With non-writers or non-creatives, it can even stretch into the “real” world. To make up for being an artist (something that I’m often encouraged to apologize for or be shamed by), I try my best to over-compensate in terms of being responsible. Both at home and at work, the domestic work comes first, and then, if I have all of my chores done, then I write. It makes me think of that jazz standard “Robert Frost.”

Bobby don’t you worry about the dishes,
And don’t you even think about those pans,
Bobby you know it’s not good that an artist like yourself
Should be walkin’ around this world with dishpan hands.

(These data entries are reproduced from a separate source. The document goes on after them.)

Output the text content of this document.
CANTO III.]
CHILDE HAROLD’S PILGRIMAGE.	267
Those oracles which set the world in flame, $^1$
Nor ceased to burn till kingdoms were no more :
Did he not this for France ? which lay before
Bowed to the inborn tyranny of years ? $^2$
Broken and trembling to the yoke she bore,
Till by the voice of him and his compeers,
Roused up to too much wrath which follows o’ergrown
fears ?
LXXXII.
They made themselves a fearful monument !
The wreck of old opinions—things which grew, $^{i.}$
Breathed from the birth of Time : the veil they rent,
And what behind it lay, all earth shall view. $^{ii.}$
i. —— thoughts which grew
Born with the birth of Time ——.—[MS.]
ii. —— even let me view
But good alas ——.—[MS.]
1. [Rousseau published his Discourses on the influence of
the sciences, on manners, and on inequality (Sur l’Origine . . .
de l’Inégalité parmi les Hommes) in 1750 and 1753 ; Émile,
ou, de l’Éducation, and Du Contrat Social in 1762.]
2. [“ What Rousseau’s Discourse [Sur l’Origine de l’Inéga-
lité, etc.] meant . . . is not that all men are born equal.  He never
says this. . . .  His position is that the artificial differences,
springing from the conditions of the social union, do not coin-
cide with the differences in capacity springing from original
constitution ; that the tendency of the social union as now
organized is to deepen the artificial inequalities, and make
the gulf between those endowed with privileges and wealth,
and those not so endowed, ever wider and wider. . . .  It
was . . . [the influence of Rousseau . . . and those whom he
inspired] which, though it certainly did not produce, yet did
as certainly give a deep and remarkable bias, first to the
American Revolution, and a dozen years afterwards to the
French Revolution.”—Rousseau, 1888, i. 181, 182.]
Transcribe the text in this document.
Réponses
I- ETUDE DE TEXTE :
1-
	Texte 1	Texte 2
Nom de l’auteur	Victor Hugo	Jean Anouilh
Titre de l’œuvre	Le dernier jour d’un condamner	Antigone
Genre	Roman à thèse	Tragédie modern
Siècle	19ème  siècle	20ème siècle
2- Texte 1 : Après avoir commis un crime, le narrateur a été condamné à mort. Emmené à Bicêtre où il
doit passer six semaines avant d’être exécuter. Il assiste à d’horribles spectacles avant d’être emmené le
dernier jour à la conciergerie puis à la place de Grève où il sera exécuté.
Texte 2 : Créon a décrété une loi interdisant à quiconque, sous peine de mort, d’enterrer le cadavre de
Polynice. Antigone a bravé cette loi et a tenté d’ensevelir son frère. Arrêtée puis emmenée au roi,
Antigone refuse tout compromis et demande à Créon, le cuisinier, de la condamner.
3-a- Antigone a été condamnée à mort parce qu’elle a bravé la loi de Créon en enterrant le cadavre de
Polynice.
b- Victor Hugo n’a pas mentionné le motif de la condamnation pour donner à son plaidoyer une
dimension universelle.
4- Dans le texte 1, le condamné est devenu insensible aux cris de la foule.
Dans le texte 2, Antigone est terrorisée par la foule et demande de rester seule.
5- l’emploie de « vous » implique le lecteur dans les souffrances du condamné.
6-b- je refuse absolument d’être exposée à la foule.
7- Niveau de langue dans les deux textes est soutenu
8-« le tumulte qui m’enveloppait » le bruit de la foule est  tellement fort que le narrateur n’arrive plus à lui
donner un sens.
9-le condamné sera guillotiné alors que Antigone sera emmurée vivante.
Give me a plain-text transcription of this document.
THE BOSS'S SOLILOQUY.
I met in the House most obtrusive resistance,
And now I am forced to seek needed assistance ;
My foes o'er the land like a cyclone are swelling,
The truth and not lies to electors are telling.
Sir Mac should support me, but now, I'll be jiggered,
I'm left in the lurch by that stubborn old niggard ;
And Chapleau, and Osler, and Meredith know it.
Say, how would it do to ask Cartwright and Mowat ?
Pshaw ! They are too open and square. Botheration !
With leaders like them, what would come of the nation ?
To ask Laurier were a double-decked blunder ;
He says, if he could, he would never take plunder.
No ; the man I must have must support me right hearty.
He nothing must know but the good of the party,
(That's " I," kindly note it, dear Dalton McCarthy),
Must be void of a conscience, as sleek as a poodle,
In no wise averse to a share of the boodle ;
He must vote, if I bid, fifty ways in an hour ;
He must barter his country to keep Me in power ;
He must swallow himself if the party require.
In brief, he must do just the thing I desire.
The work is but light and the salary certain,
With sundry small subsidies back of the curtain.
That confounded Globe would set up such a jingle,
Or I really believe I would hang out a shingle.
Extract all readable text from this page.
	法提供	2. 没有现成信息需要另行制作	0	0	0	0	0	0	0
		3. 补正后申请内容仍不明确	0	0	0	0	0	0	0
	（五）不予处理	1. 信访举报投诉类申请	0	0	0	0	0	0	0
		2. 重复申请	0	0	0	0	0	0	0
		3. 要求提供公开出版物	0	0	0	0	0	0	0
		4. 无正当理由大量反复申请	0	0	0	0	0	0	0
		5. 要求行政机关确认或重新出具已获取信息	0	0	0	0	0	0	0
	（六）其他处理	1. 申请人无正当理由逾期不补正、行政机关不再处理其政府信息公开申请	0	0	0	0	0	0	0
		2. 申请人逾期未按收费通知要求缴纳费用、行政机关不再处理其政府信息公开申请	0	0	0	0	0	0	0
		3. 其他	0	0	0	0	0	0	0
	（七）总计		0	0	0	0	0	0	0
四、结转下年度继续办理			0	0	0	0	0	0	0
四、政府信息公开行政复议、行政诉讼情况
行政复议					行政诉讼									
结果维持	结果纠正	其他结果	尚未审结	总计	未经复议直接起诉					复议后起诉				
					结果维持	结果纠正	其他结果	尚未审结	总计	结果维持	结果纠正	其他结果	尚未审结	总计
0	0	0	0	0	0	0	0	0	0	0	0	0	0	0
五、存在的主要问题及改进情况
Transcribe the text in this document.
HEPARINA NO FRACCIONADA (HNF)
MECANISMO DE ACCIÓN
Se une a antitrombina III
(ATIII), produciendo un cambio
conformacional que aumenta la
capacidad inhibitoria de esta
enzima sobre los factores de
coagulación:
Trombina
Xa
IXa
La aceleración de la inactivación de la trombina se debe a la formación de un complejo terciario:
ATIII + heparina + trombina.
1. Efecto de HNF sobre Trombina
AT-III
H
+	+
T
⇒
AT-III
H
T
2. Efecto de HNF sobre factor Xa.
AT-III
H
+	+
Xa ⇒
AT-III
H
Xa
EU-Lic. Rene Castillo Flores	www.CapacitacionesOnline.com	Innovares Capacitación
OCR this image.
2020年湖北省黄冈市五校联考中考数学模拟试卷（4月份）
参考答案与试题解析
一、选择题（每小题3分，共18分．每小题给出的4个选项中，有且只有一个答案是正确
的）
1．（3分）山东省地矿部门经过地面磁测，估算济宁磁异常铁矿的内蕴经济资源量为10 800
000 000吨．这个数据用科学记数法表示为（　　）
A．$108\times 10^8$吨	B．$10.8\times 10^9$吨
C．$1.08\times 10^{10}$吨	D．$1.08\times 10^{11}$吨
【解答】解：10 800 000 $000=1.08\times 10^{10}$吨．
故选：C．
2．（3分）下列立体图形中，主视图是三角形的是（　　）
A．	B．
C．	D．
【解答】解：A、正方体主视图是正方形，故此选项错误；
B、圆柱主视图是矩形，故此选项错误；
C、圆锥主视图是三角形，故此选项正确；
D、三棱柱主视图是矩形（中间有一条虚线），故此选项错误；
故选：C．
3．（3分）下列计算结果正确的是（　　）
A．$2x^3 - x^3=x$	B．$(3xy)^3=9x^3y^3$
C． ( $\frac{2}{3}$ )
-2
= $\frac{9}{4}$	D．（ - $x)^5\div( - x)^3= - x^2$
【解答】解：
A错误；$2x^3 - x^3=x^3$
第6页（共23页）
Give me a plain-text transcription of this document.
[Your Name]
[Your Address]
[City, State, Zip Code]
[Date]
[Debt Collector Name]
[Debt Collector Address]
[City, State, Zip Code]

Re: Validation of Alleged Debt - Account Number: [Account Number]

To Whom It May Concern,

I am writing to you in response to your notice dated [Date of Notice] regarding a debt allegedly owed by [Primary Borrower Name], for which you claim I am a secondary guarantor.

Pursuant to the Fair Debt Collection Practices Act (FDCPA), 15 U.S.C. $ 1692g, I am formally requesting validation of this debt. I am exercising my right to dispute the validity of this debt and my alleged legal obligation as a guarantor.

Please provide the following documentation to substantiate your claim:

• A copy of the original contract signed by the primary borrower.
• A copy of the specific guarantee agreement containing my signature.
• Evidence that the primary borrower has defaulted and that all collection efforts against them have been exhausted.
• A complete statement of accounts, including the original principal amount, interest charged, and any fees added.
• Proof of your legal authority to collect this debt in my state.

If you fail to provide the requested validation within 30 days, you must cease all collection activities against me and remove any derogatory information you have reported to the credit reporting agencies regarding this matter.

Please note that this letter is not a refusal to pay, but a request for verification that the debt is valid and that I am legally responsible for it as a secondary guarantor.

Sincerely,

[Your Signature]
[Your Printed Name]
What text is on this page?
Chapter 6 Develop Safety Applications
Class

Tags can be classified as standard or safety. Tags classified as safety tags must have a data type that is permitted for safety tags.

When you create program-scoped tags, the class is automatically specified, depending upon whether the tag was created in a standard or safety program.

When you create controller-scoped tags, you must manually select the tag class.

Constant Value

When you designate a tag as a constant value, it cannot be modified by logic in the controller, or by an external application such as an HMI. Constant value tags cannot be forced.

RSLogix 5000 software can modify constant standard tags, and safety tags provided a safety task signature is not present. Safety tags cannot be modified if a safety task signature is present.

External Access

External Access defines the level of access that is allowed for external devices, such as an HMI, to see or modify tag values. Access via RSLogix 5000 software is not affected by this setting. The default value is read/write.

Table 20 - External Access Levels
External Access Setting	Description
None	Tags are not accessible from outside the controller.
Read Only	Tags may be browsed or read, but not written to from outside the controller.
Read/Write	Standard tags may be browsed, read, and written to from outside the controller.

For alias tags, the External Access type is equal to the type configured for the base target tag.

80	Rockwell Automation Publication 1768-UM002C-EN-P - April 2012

Of course, a little housework and tasks unrelated to writing are good for me…they give me a chance to breathe. But expectations are different than that. If I ask for time to write, then the others are resentful that I’m not doing everything I used to do. If I try to make writing work around what everyone needs, the writing is either non-existent, the topic is around all the crap expected from me, or the writing session is short enough to boil an egg by.

What is a writer to do?

Again, I go to the classics…William Carlos Williams depended so much upon his prescription pads for poetry, and so we have a Post-It note on plums. (He wrote great short fiction, too, and I like to imagine that was done in a fit of creative luxury when he knew interruption wasn’t going to happen. But when would that be for a doctor who still made house calls?) The discipline can dictate, but the discipline has to be present from all sides, with initiative from all sides, not letting any excuse stop the writer, not even interruption.

I am writing this post on an iPhone, because I have been expecting interruption this entire time. What rare sweetness to linger with a piece, one playing-card-sized screen at a time, and make it. It’s almost like making it to the next level for a gamer.

Exhibition In Verse

What was the thought process?

Add a descriptor to an event?

Assemble the pieces in various rooms of staggered doors and dimensions?

“African American.” “Jewish.” “Women.”


“In industry.” “In the Beats.” “In Cooking.”

Isn’t this the same solution to show ideas for Jerry Springer?  But no…

That’s more food on a dare than trying something we knew was there, but never had seen for ourselves.